The health section extends the deadline for providers to connect to the State Health Information Exchange from June 1, 2020 to October 1, 2021. It contains a provision to limit civil and criminal liability to health care providers, facilities, or entities providing health care services in response to or as a result of the COVID-19 epidemic. It also directs the Division of Public Health, Division of Health Service Regulation, and Division of Emergency Management to develop a plan to create a state stockpile of PPE and testing supplies. In addition, it grants various health care professionals greater flexibility to respond to the pandemic.
The continuity of state government section contains provisions to ensure that essential businesses and government operations continue to operate during the pandemic. It takes steps to set up a regulatory framework to allow certain legal documents to be served, notarized, or witnessed by electronic or modified means. It provides civil liability immunity to essential businesses for claims brought alleging an individual contracted COVID-19 at their facility. It also temporarily relaxes numerous regulations that cannot be easily complied with during the pandemic.
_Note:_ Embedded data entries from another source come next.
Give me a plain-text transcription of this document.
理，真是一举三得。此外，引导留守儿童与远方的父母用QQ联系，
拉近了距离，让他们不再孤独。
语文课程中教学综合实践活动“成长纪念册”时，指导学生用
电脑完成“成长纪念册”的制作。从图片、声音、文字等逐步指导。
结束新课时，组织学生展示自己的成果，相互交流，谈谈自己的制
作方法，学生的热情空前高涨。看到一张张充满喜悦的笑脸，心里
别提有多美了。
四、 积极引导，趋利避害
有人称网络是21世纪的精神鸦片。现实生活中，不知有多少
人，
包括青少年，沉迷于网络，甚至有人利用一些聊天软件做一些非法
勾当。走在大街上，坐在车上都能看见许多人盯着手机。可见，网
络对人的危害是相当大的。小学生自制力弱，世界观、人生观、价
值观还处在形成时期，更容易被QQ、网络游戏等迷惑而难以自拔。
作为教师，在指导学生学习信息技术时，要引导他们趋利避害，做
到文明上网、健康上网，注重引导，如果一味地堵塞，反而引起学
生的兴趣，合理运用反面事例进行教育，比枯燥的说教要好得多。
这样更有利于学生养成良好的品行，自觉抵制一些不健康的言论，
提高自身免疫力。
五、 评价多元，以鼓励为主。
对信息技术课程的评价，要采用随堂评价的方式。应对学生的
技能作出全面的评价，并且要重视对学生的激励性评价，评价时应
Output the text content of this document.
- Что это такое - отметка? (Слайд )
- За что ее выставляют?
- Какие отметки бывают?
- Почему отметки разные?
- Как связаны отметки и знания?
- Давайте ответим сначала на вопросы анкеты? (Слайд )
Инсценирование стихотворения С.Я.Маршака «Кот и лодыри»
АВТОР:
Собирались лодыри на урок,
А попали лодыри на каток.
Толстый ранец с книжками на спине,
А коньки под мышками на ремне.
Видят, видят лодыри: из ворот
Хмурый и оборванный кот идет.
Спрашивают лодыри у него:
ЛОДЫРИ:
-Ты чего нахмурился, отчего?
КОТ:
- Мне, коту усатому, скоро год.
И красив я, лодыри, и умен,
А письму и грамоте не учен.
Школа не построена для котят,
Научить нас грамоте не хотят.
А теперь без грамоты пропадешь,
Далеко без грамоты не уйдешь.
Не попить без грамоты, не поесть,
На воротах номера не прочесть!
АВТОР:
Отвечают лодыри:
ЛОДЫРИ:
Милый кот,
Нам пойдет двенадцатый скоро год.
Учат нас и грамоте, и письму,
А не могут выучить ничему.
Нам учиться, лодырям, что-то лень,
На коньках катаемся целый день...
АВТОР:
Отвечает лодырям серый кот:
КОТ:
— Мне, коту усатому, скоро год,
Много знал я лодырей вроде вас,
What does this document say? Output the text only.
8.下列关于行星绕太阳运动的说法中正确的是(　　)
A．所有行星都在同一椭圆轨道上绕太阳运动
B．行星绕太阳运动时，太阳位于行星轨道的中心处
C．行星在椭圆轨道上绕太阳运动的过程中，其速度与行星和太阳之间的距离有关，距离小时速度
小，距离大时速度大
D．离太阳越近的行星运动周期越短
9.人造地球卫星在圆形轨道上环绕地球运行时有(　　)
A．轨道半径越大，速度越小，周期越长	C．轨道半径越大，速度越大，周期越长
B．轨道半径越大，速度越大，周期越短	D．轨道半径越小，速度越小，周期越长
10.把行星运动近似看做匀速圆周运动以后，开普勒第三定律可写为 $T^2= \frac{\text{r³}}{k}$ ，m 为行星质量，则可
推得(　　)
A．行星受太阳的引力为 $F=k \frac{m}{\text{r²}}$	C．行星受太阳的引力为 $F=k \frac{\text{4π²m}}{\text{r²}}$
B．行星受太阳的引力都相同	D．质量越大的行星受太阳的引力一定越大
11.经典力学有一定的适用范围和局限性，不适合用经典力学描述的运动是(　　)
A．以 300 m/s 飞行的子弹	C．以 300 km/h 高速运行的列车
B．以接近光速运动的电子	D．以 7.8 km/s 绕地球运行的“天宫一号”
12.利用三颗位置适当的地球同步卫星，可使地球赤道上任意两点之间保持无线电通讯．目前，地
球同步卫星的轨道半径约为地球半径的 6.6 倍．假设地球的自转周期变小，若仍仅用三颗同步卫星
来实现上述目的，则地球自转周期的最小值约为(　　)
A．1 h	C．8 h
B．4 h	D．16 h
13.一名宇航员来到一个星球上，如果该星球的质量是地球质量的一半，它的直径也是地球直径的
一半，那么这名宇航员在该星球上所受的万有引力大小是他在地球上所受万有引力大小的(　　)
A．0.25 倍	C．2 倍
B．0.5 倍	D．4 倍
House Bill 1043, the COVID-19 Recovery Act, appropriates $1.7 billion to help alleviate economic damage from the virus, support the response process, and establish a path to recovery. The bill creates the Coronavirus Relief Fund to receive money from the federal CARES Act, which is where the appropriated funds come from. The bill creates the Local Government Coronavirus Relief Reserve, the COVID 19 Teaching Hospitals Relief Fund, and the General Hospital Relief Fund. The bill also spends $125 million on a small business loan assistance program administered by the Golden LEAF Foundation. It takes steps to allow Medicaid to cover costs for COVID-19 testing and treatment for uninsured individuals and other vulnerable populations. The bill appropriates funds for testing, tracing, and vaccine research. It also appropriates $300 million to the Department of Transportation to help ensure that construction and design projects continue in light of the Department seeing decreased revenue from the gas tax as people stay at home.
The Governor signed both bills into law on Monday, May 4, 2020.